Le Tribunal administratif de Rennes, statuant par ordonnance, a rejeté la requête de Mme B... visant à annuler un titre exécutoire émis par une commune. Le juge a estimé que le litige, relatif à l'exécution d'une promesse de vente d'un terrain du domaine privé communal, relevait de la compétence exclusive du juge judiciaire. La décision s'appuie sur les articles L. 1617-5 du code général des collectivités territoriales et L. 281 du livre des procédures fiscales, qui attribuent ce contentieux au juge judiciaire.
Texte intégral
Vu la procédure suivante :
Par une requête, enregistrée le 2 février 2026, Mme A... B... demande au tribunal d'annuler le titre exécutoire émis par la commune de Gouesnou le 7 janvier 2026 en vue du recouvrement de la somme de 6 177,60 euros et de prononcer la décharge de cette somme.

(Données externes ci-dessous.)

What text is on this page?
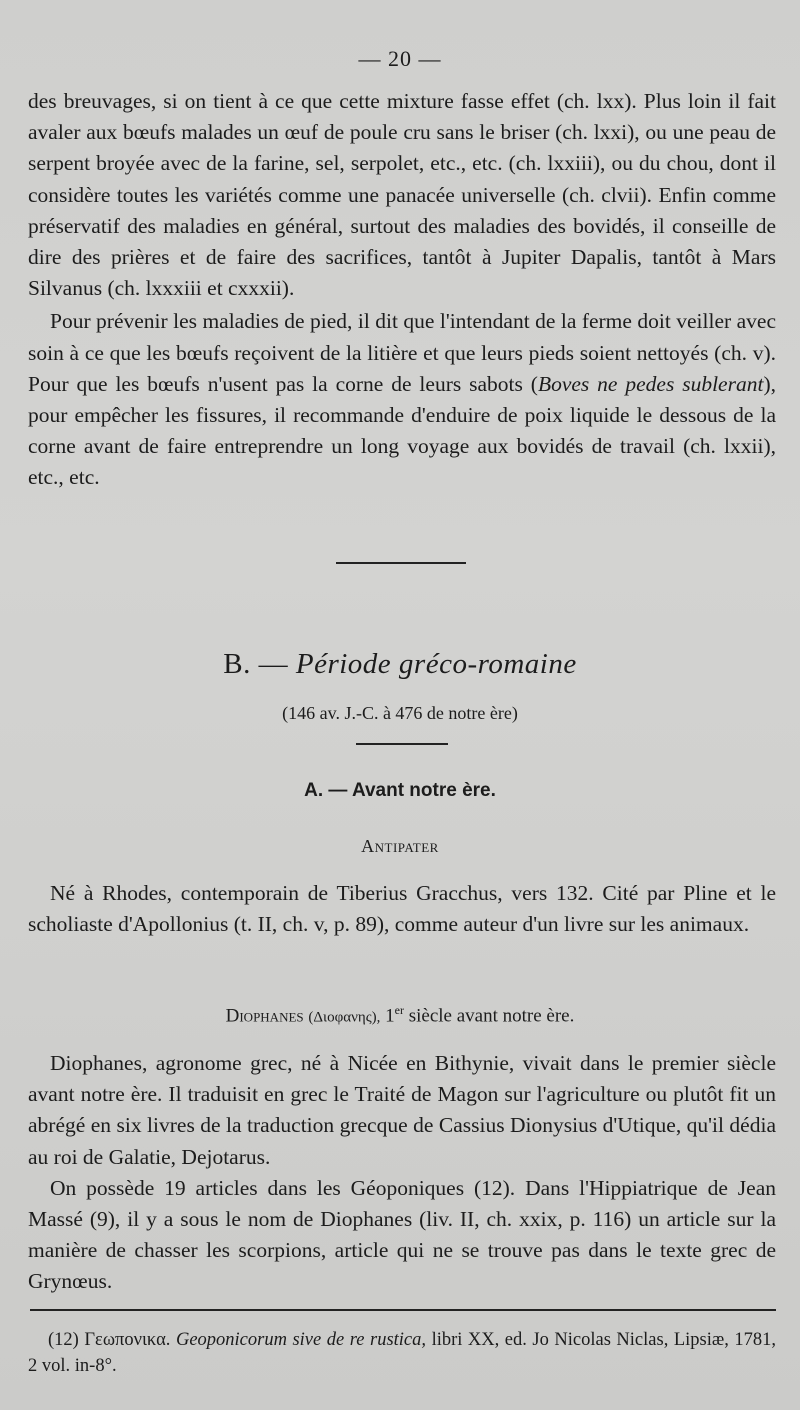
— 20 —

des breuvages, si on tient à ce que cette mixture fasse effet (ch. lxx). Plus loin il fait avaler aux bœufs malades un œuf de poule cru sans le briser (ch. lxxi), ou une peau de serpent broyée avec de la farine, sel, serpolet, etc., etc. (ch. lxxiii), ou du chou, dont il considère toutes les variétés comme une panacée universelle (ch. clvii). Enfin comme préservatif des maladies en général, surtout des maladies des bovidés, il conseille de dire des prières et de faire des sacrifices, tantôt à Jupiter Dapalis, tantôt à Mars Silvanus (ch. lxxxiii et cxxxii).

Pour prévenir les maladies de pied, il dit que l'intendant de la ferme doit veiller avec soin à ce que les bœufs reçoivent de la litière et que leurs pieds soient nettoyés (ch. v). Pour que les bœufs n'usent pas la corne de leurs sabots (Boves ne pedes sublerant), pour empêcher les fissures, il recommande d'enduire de poix liquide le dessous de la corne avant de faire entreprendre un long voyage aux bovidés de travail (ch. lxxii), etc., etc.

B. — Période gréco-romaine
(146 av. J.-C. à 476 de notre ère)
A. — Avant notre ère.
Antipater

Né à Rhodes, contemporain de Tiberius Gracchus, vers 132. Cité par Pline et le scholiaste d'Apollonius (t. II, ch. v, p. 89), comme auteur d'un livre sur les animaux.

Diophanes (Διοφανης), 1er siècle avant notre ère.

Diophanes, agronome grec, né à Nicée en Bithynie, vivait dans le premier siècle avant notre ère. Il traduisit en grec le Traité de Magon sur l'agriculture ou plutôt fit un abrégé en six livres de la traduction grecque de Cassius Dionysius d'Utique, qu'il dédia au roi de Galatie, Dejotarus.

On possède 19 articles dans les Géoponiques (12). Dans l'Hippiatrique de Jean Massé (9), il y a sous le nom de Diophanes (liv. II, ch. xxix, p. 116) un article sur la manière de chasser les scorpions, article qui ne se trouve pas dans le texte grec de Grynœus.

(12) Γεωπονικα. Geoponicorum sive de re rustica, libri XX, ed. Jo Nicolas Niclas, Lipsiæ, 1781, 2 vol. in-8°.
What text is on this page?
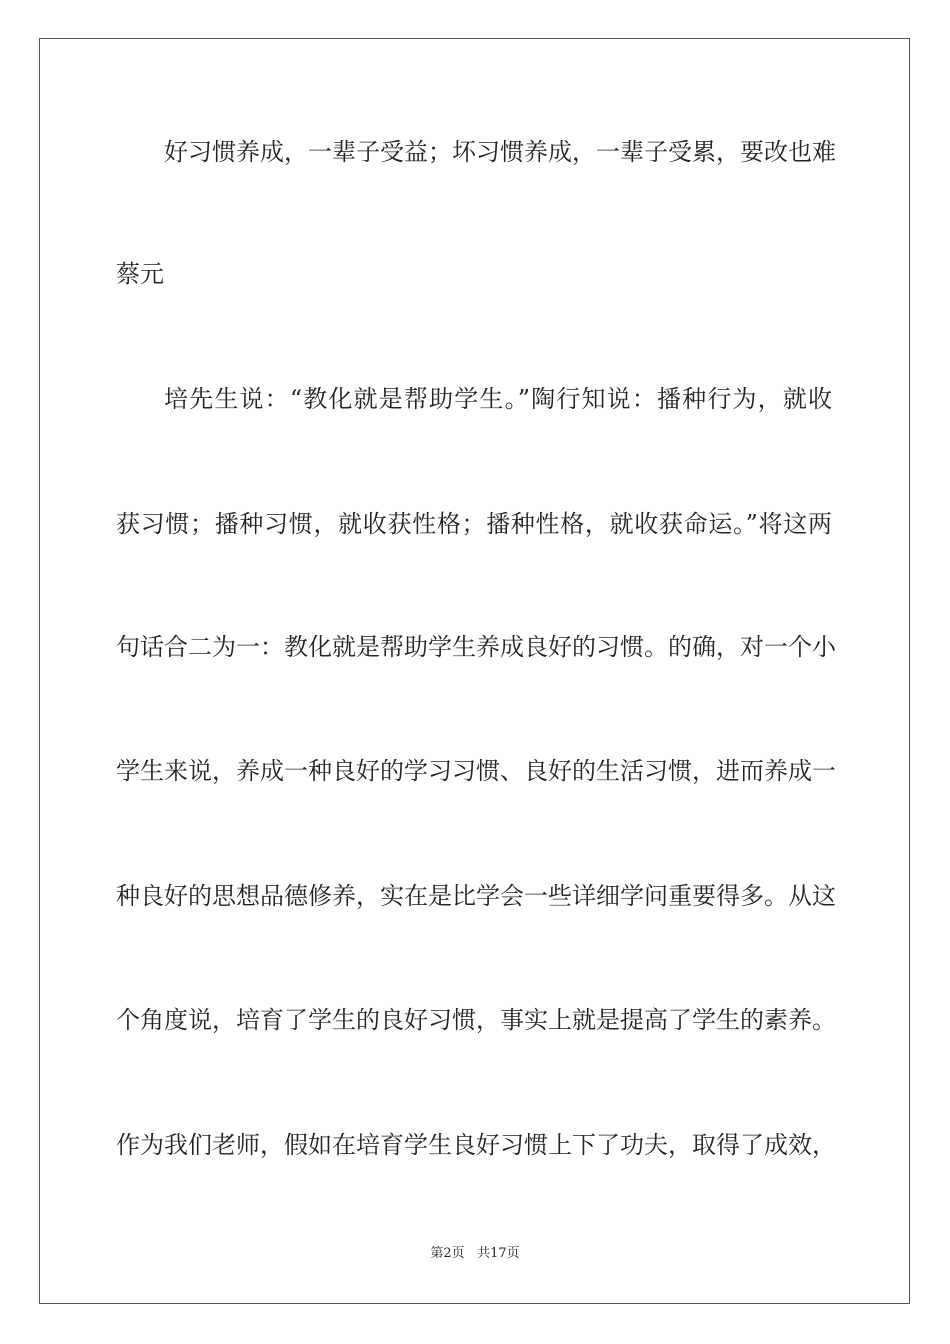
好习惯养成，一辈子受益；坏习惯养成，一辈子受累，要改也难
蔡元
培先生说：“教化就是帮助学生。”陶行知说：播种行为，就收
获习惯；播种习惯，就收获性格；播种性格，就收获命运。”将这两
句话合二为一：教化就是帮助学生养成良好的习惯。的确，对一个小
学生来说，养成一种良好的学习习惯、良好的生活习惯，进而养成一
种良好的思想品德修养，实在是比学会一些详细学问重要得多。从这
个角度说，培育了学生的良好习惯，事实上就是提高了学生的素养。
作为我们老师，假如在培育学生良好习惯上下了功夫，取得了成效，
第2页 共17页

Vu les autres pièces du dossier.
Vu :
- le code général des collectivités territoriales ;
- le livre des procédures fiscales ;
- le code de justice administrative.
Considérant ce qui suit :
1. Aux termes de l’article R. 222‑1 du code de justice administrative : « (…) les présidents de formation de jugement des tribunaux (…) peuvent, par ordonnance : (…) / 2° Rejeter les requêtes ne relevant manifestement pas de la compétence de la juridiction administrative ; (…) ».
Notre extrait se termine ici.